Balinetizen.com, Denpasar
Pungutan Wisatawan Asing (PWA) sebesar Rp150.000 di Bali dinilai belum berjalan optimal. Pemerintah Provinsi Bali menggandeng Kementerian Imigrasi untuk memperkuat sistem pemungutan agar lebih efektif, transparan, dan tepat sasaran.
Gubernur Bali, Wayan Koster, menegaskan bahwa pihaknya telah melakukan koordinasi dengan Kementerian Imigrasi guna mengoptimalkan penerimaan dari sektor tersebut.
Hal ini disampaikannya, usai mengikuti Apel Satgas Dharma Dewata yang digelar oleh Direktorat Jenderal Imigrasi di Lapangan Puputan Margarana Renon, Denpasar, Rabu (15/4/2026).

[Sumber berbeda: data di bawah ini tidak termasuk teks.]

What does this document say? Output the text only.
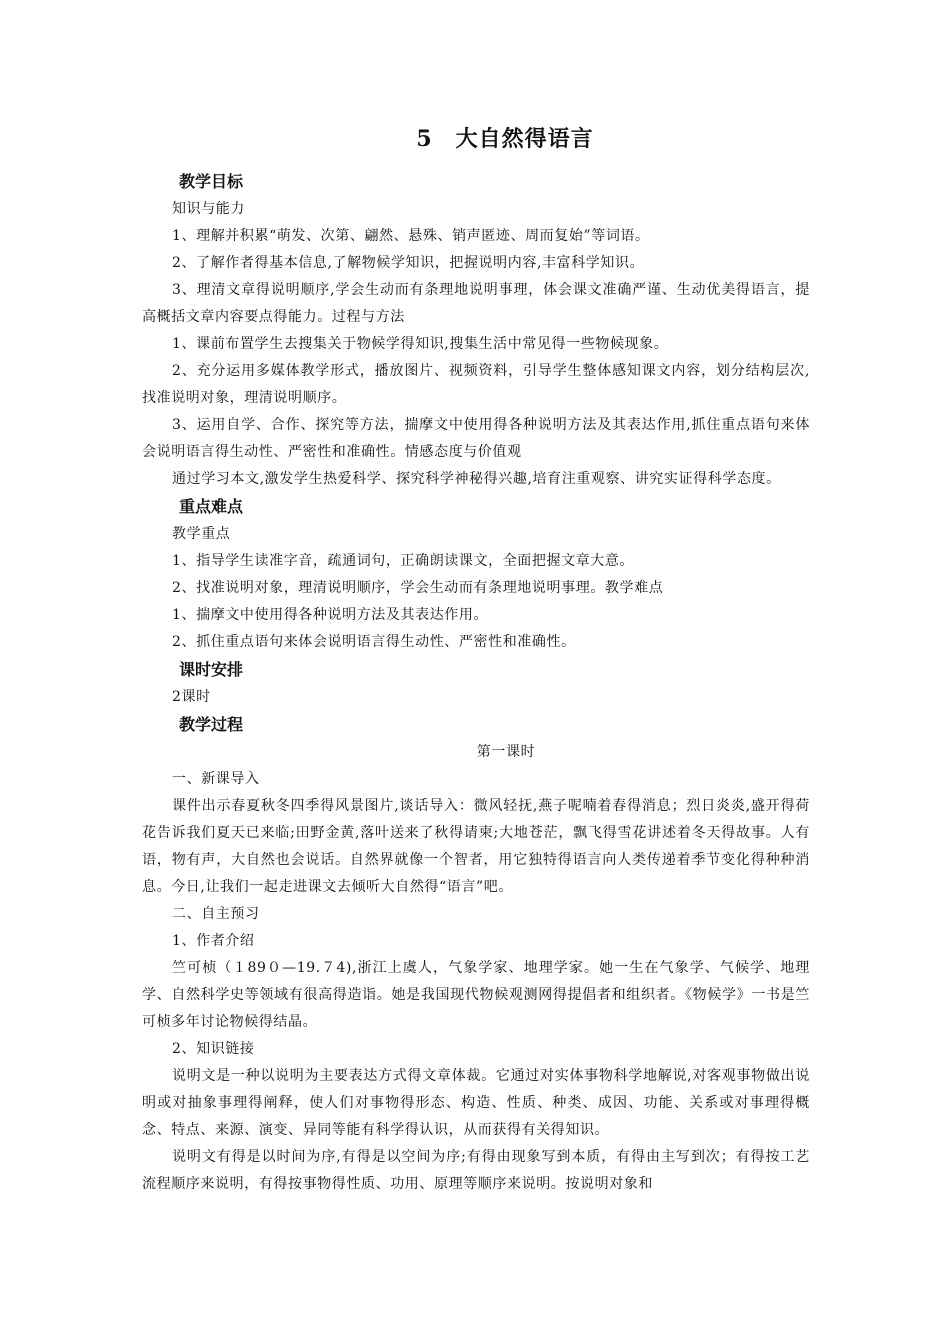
5　大自然得语言

教学目标

知识与能力

1、理解并积累“萌发、次第、翩然、悬殊、销声匿迹、周而复始”等词语。

2、了解作者得基本信息,了解物候学知识，把握说明内容,丰富科学知识。

3、理清文章得说明顺序,学会生动而有条理地说明事理，体会课文准确严谨、生动优美得语言，提高概括文章内容要点得能力。过程与方法

1、课前布置学生去搜集关于物候学得知识,搜集生活中常见得一些物候现象。

2、充分运用多媒体教学形式，播放图片、视频资料，引导学生整体感知课文内容，划分结构层次,找准说明对象，理清说明顺序。

3、运用自学、合作、探究等方法，揣摩文中使用得各种说明方法及其表达作用,抓住重点语句来体会说明语言得生动性、严密性和准确性。情感态度与价值观

通过学习本文,激发学生热爱科学、探究科学神秘得兴趣,培育注重观察、讲究实证得科学态度。

重点难点

教学重点

1、指导学生读准字音，疏通词句，正确朗读课文，全面把握文章大意。

2、找准说明对象，理清说明顺序，学会生动而有条理地说明事理。教学难点

1、揣摩文中使用得各种说明方法及其表达作用。

2、抓住重点语句来体会说明语言得生动性、严密性和准确性。

课时安排

2课时

教学过程

第一课时

一、新课导入

课件出示春夏秋冬四季得风景图片,谈话导入：微风轻抚,燕子呢喃着春得消息；烈日炎炎,盛开得荷花告诉我们夏天已来临;田野金黄,落叶送来了秋得请柬;大地苍茫，飘飞得雪花讲述着冬天得故事。人有语，物有声，大自然也会说话。自然界就像一个智者，用它独特得语言向人类传递着季节变化得种种消息。今日,让我们一起走进课文去倾听大自然得“语言”吧。

二、自主预习

1、作者介绍

竺可桢（１89０—19.７4),浙江上虞人，气象学家、地理学家。她一生在气象学、气候学、地理学、自然科学史等领域有很高得造诣。她是我国现代物候观测网得提倡者和组织者。《物候学》一书是竺可桢多年讨论物候得结晶。

2、知识链接

说明文是一种以说明为主要表达方式得文章体裁。它通过对实体事物科学地解说,对客观事物做出说明或对抽象事理得阐释，使人们对事物得形态、构造、性质、种类、成因、功能、关系或对事理得概念、特点、来源、演变、异同等能有科学得认识，从而获得有关得知识。

说明文有得是以时间为序,有得是以空间为序;有得由现象写到本质，有得由主写到次；有得按工艺流程顺序来说明，有得按事物得性质、功用、原理等顺序来说明。按说明对象和
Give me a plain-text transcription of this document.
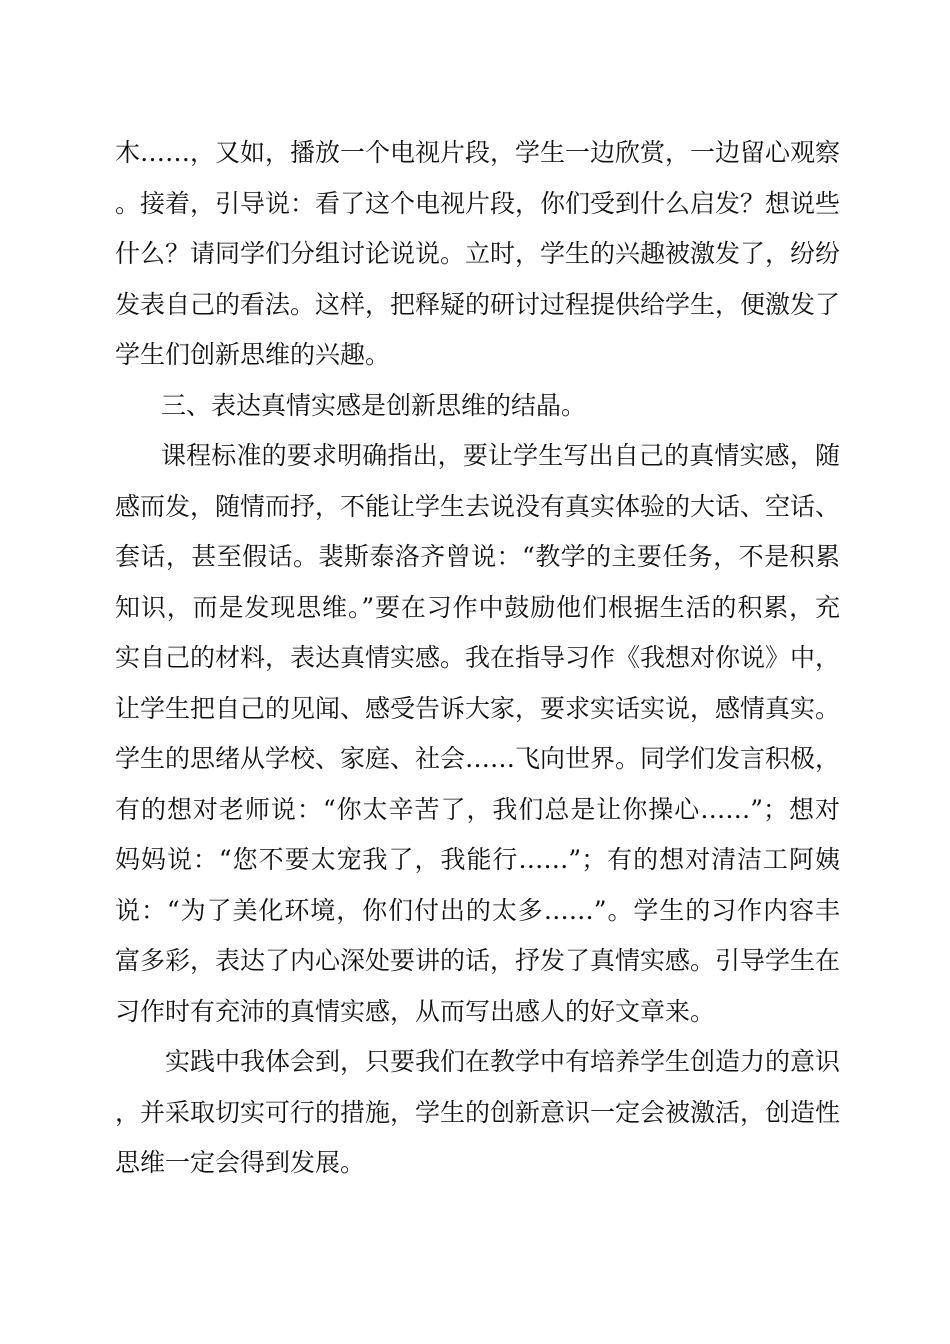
木……，又如，播放一个电视片段，学生一边欣赏，一边留心观察。接着，引导说：看了这个电视片段，你们受到什么启发？想说些什么？请同学们分组讨论说说。立时，学生的兴趣被激发了，纷纷发表自己的看法。这样，把释疑的研讨过程提供给学生，便激发了学生们创新思维的兴趣。

三、表达真情实感是创新思维的结晶。

课程标准的要求明确指出，要让学生写出自己的真情实感，随感而发，随情而抒，不能让学生去说没有真实体验的大话、空话、套话，甚至假话。裴斯泰洛齐曾说：“教学的主要任务，不是积累知识，而是发现思维。”要在习作中鼓励他们根据生活的积累，充实自己的材料，表达真情实感。我在指导习作《我想对你说》中，让学生把自己的见闻、感受告诉大家，要求实话实说，感情真实。学生的思绪从学校、家庭、社会……飞向世界。同学们发言积极，有的想对老师说：“你太辛苦了，我们总是让你操心……”；想对妈妈说：“您不要太宠我了，我能行……”；有的想对清洁工阿姨说：“为了美化环境，你们付出的太多……”。学生的习作内容丰富多彩，表达了内心深处要讲的话，抒发了真情实感。引导学生在习作时有充沛的真情实感，从而写出感人的好文章来。

实践中我体会到，只要我们在教学中有培养学生创造力的意识，并采取切实可行的措施，学生的创新意识一定会被激活，创造性思维一定会得到发展。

“Kami sudah melakukan pertemuan dengan Bapak Menteri Imigrasi, Dirjen, dan Kanwil terkait optimalisasi pungutan wisatawan asing di Bali. Pada prinsipnya semua pihak mendukung dan akan segera ditindaklanjuti melalui kesepakatan bersama,” ujar Koster.
Langkah kolaborasi ini diharapkan mampu memaksimalkan potensi pendapatan daerah sekaligus mendukung pengelolaan pariwisata Bali yang lebih tertib dan berkelanjutan.
Sebelumnya, Fraksi Partai Gerindra DPRD Bali menyoroti perlunya optimalisasi pungutan PWA, khususnya untuk menangani persoalan sampah yang kian menjadi sorotan.
Ketua Fraksi Gerindra, Gede Harja Astawa, menilai realisasi PWA menunjukkan potensi besar, namun masih perlu pembenahan sistem untuk menekan kebocoran.
“Angkanya sudah cukup besar. Kalau kebocoran bisa ditekan, pendapatan ini bisa jauh lebih optimal,” tegasnya.
Ia menekankan pentingnya sistem pemungutan yang lebih transparan dan efektif agar benar-benar memberikan dampak nyata bagi pembangunan daerah.
Karena itu, Fraksi Gerindra juga mendorong agar pihak Imigrasi dilibatkan secara langsung dalam sistem pemungutan retribusi wisatawan asing.
Selain itu, hasil optimalisasi PWA diharapkan dapat diarahkan untuk memperkuat pengelolaan sampah di Bali, baik organik maupun non-organik yang saat ini menjadi perhatian nasional hingga internasional.
Salah satu solusi konkret yang diusulkan adalah pengadaan mesin pencacah sampah organik hingga ke tingkat desa.
“Kalau sampah organik bisa diselesaikan di desa, maka tidak perlu lagi dibawa ke tempat lain. Ini akan sangat mengurangi beban,” jelasnya.
Fraksi Gerindra memperkirakan kebutuhan anggaran untuk pengadaan mesin pencacah sampah tersebut mencapai sekitar Rp2,5 miliar, yang dinilai mampu membantu penanganan sampah dari hulu di setiap desa.
Meski demikian, optimalisasi PWA masih menghadapi kendala teknis, terutama dalam mekanisme pemungutan dan pelibatan berbagai pihak.
Karena itu, diperlukan terobosan regulasi yang berani agar sistem pemungutan bisa berjalan lebih efektif dan maksimal.
“Ini perlu keberanian untuk membuat terobosan, terutama dalam sistem pemungutan agar lebih efektif,” pungkasnya.